The downy birch and the butterfly map will be in the limelight in 2023. While the downy birch was proclaimed "Tree of the Year" on Wednesday, the map was named "Insect of the Year".
The "Tree of the Year" foundation announced in Berlin that the downy birch was "a typical species of the moors" and often "the only tree vegetation in the valuable special locations". Moore are important for "the binding of carbon dioxide and a home for rare species".
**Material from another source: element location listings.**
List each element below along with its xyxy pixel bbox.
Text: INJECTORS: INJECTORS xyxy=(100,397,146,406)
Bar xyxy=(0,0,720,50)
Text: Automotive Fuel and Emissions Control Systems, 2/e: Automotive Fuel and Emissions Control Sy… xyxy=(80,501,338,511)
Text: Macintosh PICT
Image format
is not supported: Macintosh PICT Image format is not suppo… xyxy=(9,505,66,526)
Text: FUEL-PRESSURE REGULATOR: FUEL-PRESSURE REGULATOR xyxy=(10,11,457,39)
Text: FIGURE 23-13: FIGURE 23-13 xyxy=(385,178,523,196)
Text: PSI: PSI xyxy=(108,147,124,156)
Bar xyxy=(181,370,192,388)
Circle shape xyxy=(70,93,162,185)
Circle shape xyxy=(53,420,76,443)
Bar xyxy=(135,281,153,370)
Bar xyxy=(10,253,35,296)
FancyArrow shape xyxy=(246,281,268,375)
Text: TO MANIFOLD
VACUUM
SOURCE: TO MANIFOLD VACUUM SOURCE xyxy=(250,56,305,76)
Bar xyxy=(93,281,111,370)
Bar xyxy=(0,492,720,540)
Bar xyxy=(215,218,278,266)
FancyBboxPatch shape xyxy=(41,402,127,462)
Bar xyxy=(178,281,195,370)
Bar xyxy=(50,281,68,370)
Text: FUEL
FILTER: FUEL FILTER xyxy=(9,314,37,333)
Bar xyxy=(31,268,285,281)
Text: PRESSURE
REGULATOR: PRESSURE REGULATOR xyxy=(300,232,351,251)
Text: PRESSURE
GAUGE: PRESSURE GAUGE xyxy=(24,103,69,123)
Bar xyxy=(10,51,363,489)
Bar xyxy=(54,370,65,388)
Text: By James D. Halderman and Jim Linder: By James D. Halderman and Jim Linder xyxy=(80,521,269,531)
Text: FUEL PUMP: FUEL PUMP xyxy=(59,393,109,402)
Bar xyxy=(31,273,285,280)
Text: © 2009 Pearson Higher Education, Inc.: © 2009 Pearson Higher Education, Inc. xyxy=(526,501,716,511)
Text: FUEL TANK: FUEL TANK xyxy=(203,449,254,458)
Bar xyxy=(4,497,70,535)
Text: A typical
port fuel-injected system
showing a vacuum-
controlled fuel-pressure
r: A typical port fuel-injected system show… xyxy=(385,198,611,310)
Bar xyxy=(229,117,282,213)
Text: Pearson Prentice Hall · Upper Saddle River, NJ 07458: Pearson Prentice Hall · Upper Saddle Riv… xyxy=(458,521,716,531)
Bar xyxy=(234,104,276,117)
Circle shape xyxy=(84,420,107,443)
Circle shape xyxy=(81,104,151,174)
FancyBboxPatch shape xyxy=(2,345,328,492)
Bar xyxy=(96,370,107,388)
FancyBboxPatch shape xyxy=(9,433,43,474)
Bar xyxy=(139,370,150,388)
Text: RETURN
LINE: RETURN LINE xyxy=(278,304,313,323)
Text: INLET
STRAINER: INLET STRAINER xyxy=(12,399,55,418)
There is a need for action, because intact moors have become rare in Germany: 90 percent of the moors are now drained, the foundation said. The problem is that bogs that dry up release the bound carbon dioxide again. "The downy birch will accompany us in 2023 as a symbol for this field of action," said Foundation President Stefan Meier.
Orange in spring, black in summer
The butterfly Landkärtmchen amazes with its variable appearance, it was said at the announcement in Müncheberg (Brandenburg). The "seasonal dimorphism" of the map is still a mystery to scientists. Because while the spring generation has an orange basic coloration with black markings, the animals of the summer generation are predominantly black with a curved white band on the front and rear wings.
What both generations have in common is a relatively colorful underside of the wing, criss-crossed by numerous lines of varying thickness. This is reminiscent of a map and has given the moth its German name.
"The map shows wonderfully that there is still a great deal of research to be done, even with widespread and supposedly well-known insects. We know what controls the development of the different color patterns, but we don't know what purpose they really have," said Thomas Schmitt, director of the Senckenberg German Entomological Institute in Müncheberg and Chairman of the Board of Trustees.